No entanto, para Oliveira, pela escala dos megaeventos anteriores, os Jogos Olímpicos não têm muito potencial de efeitos econômicos positivos em longo prazo. O setor de transporte público, por exemplo, que recebeu investimentos mais vultosos, não empregará um número tão grande de pessoas, segundo ele.

Já o turismo, que corresponde a uma parcela muito pequena da receita nacional e no qual a maioria dos empregos gerados são temporários, “não foi explorado da forma como deveria”, afirma Maureen Flores:

– Nós somos um país de grandes extensões. A Austrália, similar nesse sentido, fez uma enorme campanha para ser colocada como destino turístico, uma campanha muito bem-sucedida por sinal. Nós, por outro lado, não fizemos nada. O turismo é uma atividade no Brasil muito mal coordenada e, embora seja um exercício do setor privado no mundo inteiro, depende muito das políticas públicas. Então, nós fizemos muito estudo de oferta, mas nada de demanda, o que pode ser percebido desde a Copa do Mundo de 2014.

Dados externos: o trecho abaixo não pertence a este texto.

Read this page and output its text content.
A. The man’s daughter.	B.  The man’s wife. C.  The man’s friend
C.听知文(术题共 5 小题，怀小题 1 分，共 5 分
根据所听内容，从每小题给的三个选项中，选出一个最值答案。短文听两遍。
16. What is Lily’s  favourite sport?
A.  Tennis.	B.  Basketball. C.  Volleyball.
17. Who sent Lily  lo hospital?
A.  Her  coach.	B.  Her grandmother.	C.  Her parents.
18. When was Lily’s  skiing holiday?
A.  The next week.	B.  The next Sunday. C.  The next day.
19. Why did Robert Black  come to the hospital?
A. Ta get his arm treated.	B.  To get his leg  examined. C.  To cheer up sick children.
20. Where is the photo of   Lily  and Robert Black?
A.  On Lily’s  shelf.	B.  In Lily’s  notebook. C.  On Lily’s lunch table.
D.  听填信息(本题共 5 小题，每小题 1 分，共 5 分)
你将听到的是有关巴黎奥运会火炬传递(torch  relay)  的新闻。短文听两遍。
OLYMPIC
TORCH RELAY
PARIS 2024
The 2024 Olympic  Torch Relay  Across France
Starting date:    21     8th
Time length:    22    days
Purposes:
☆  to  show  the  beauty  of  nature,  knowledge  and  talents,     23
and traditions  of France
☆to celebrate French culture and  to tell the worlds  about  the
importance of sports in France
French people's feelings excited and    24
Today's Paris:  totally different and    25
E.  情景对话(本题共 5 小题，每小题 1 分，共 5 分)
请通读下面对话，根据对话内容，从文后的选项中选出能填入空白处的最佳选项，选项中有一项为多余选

Seguindo o que aconteceu na Europa, nos Estados Unidos e na China, no Rio os investimentos em gestão urbana não atendem a grupos econômicos grandes, uma vez que atingem lugares específicos da zona urbana. A visão, defendida por Oliveira, se soma ao fato de os investimentos dos países de renda baixa serem muito maiores, pois os ricos já dispõem de estruturas previamente construídas. Esse pensamento também vai ao encontro da afirmação de Claudio Rezende:

– Em vez de usarem o Centro, onde já havia estrutura montada, o palco para as Olimpíadas ficou concentrado na Zona Oeste. Levar o investimento para a Barra, por exemplo, estica ainda mais a área e, consequentemente, o investimento é maior, pois é preciso sustentar aquela estrutura. Ou seja, os gastos financeiros são muito grandes antes e depois das instalações, dificultando o aproveitamento econômico que poderia servir como legado.